A Justiça paulista acolheu um pedido do Ministério Público e acionou a prefeitura, a Secretaria Municipal de Mobilidade e Transportes e a SPTrans, empresa de economia mista que gerencia o sistema e pediu respostas em até 48 horas. O prazo vence na quinta-feira (15).

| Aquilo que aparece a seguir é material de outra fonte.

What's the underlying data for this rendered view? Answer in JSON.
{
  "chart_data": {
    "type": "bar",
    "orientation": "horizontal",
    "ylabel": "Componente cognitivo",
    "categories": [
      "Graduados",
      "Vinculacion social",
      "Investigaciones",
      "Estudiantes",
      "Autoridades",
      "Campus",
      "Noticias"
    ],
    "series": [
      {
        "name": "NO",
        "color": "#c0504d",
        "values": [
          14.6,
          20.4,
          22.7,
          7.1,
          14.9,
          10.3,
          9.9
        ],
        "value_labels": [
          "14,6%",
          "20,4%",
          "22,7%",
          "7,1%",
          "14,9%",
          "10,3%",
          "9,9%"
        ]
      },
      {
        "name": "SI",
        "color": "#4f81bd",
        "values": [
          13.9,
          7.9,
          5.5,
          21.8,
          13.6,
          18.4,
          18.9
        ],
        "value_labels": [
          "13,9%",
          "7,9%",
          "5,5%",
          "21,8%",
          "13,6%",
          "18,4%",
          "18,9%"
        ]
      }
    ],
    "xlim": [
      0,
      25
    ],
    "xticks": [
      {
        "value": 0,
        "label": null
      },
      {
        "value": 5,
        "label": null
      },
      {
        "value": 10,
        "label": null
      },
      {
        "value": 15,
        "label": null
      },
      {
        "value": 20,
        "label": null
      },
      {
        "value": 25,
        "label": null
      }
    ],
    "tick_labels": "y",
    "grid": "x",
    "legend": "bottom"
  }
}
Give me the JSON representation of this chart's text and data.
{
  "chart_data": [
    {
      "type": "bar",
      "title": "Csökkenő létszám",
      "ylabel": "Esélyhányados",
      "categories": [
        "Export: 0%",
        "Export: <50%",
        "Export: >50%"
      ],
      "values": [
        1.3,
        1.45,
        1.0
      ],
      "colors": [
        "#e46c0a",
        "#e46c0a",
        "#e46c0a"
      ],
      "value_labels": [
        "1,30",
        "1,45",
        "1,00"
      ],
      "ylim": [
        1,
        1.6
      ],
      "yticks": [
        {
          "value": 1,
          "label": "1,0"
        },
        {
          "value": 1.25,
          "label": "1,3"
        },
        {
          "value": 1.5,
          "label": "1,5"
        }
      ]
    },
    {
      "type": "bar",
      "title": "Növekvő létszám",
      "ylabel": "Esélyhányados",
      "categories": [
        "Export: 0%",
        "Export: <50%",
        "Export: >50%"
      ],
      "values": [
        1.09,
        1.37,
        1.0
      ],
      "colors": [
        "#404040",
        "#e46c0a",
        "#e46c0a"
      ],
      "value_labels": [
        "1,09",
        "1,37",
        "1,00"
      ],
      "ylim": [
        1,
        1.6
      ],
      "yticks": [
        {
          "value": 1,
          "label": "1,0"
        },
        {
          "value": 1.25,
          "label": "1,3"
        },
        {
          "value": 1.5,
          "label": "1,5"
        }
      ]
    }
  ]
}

“Não estamos discutindo só o valor desse aumento, que pesa no bolso do trabalhador. Para quem pega duas, três conduções por dia, não é razoável um aumento nessa magnitude. Estamos também questionando o método, que foi totalmente ilegal. E a Justiça quer entender mais desse aumento, totalmente descabido, sem debate público”, disse Dheison Silva em entrevista ao Conexão BdF, da Rádio Brasil de Fato, nesta quarta-feira (14).
Silva destacou que o aumento foi feito sem qualquer debate público. O Conselho Municipal de Trânsito e Transporte, que deve ser acionado em situações como essa, foi convocado para uma reunião no dia 2 de janeiro, em pleno recesso. A base de apoio de Nunes tenta minimizar o caso.
“Esse aumento é totalmente descabido, desproporcional, acima da inflação. A própria extrema direita, que hoje defende esse aumento absurdo, foi a mesma que questionava o aumento de 20 centavos nos tempos do [então] prefeito Fernando Haddad”, criticou o vereador petista.
“Nos últimos dez anos, a gente perdeu 3 mil ônibus e a demanda tem voltado a subir, ou seja: a gente tem aumento de pessoas necessitando do transporte público, com menos ônibus na frota e a gente tem um aumento desses. Não é justificável”, concluiu.